Dec 28, 2006 07:51 GMT  ·  By

In order to get slim, you are trying hard to reduce the fat input in your alimentation.

But in fact, most fat from your body comes from sugars.

More precisely, sweets and starches (from bakery products, rice, potatoes), which provide the organism huge amounts of glucose.

A new study shows how glucose is linked to fats metabolism, activating the Liver X Receptors (LXR) a and b. The LXRs was known to react to nutrients like oxysterols (short-lived derivatives of cholesterol) and tuning gene expression linked to cholesterol and fat metabolism. "When you eat, glucose pours into the gut and is recognized by LXR in the liver, which then activates expression of the enzymes that turn excess glucose into triglycerides that are stored as fat," said Enrique Saez, a Scripps Research scientist.

"The fact that our study demonstrates that LXR does both-it binds to glucose and it induces fatty acid synthesis-is significant and makes LXR a potential target for diabetes and obesity treatments."

"In some recent animal studies activation of LXRs using synthetic molecules also induced regression of atherosclerosis, the clogging, narrowing, and hardening of the body's large arteries and blood vessels that can lead to stroke, heart attack, and eye and kidney problems. Elevated levels of pathogenic cholesterols, also known to bind LXR, are a primary risk for development of atherosclerosis." added Saez.
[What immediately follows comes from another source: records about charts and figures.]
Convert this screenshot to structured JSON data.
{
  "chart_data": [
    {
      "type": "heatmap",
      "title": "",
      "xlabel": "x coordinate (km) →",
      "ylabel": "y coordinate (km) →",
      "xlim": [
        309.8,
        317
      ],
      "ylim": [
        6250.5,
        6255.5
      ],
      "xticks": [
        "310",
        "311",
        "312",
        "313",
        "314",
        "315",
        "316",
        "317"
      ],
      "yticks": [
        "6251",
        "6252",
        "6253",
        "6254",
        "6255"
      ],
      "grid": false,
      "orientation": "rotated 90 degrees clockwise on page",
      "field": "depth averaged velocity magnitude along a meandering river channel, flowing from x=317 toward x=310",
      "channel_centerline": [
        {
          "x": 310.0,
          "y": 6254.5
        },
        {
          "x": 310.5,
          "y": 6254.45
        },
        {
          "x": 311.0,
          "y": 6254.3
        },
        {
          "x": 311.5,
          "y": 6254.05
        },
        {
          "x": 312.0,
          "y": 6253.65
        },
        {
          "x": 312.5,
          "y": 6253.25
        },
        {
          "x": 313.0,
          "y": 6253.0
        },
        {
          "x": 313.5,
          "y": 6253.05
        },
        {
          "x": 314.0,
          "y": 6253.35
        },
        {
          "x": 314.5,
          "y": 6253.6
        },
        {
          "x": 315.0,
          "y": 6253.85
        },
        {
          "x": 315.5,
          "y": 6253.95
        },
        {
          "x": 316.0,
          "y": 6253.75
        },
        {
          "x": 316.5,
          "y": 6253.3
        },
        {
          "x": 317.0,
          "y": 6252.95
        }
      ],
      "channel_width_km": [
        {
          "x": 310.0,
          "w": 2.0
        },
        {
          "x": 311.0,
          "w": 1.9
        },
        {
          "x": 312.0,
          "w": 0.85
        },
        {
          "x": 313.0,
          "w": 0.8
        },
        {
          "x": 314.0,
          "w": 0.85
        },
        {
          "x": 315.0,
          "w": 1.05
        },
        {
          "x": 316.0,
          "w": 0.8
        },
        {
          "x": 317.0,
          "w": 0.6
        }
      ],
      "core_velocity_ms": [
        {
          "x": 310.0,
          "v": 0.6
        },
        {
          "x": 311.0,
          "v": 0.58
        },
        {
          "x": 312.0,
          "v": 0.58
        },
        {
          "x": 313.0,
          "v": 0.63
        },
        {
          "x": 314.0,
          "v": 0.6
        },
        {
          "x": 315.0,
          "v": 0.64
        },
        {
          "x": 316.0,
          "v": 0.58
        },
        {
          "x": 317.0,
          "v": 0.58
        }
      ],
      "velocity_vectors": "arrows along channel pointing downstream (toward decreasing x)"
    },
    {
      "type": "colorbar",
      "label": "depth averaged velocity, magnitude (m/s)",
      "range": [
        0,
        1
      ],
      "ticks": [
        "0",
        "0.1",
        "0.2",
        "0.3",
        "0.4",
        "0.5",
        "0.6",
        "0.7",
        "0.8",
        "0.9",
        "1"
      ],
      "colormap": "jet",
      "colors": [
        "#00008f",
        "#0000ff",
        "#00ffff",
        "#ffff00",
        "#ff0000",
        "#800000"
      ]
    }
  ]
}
"The integration of glucose sensing and control of lipogenesis (fat synthesis) by LXR may explain why low-fat/high-carbohydrate diets induce hypertriglyceridemia (an elevated level of triglycerides in the blood)," Saez said.

In other words, you can have a low-fat diet, but if it is reach in sugars, you get fat. "LXR an sense surplus glucose, induce fatty acid synthesis, and prompt the liver's export of triglycerides into the bloodstream. Since LXR acts as the body's sensor of a buildup of pathogenic cholesterol, its ability to bind both glucose and oxysterols suggests that LXR may be a link between hyperglycemia and atherosclerosis."

The study was initiated to investigate LXR as a drug target for atherosclerosis. But synthetic LXR in mice made them more efficient in metabolizing glucose and LXR suppressed new production of glucose in the liver. In fact, glucose bound directly to LXR.

That was a surprise, because glucose is not a typical ligand that activates nuclear receptors, transcription factors that coordinate gene expression in response to hormonal and environmental signals. "This discovery represents the first signaling pathway where a carbohydrate activates a nuclear receptor, although the precise mode of binding remains unknown." said Saez.

Then mice were put on exclusive sucrose or D-glucose diets, devoid of cholesterol to minimize naturally occurring oxysterols. D-glucose and GW3965 (a synthetic LXR activator) induced the same changes in the hepatic gene expression, thus LXR is sensitive to glucose, responding to increasing liver glucose uptake. This LXRs sensitivity to glucose and its derivatives is very specific: no effect was seen in other nuclear receptors tested. "New studies will focus on the question of whether glucose levels in other tissue types, such as the pancreas, activate LXR," Saez added.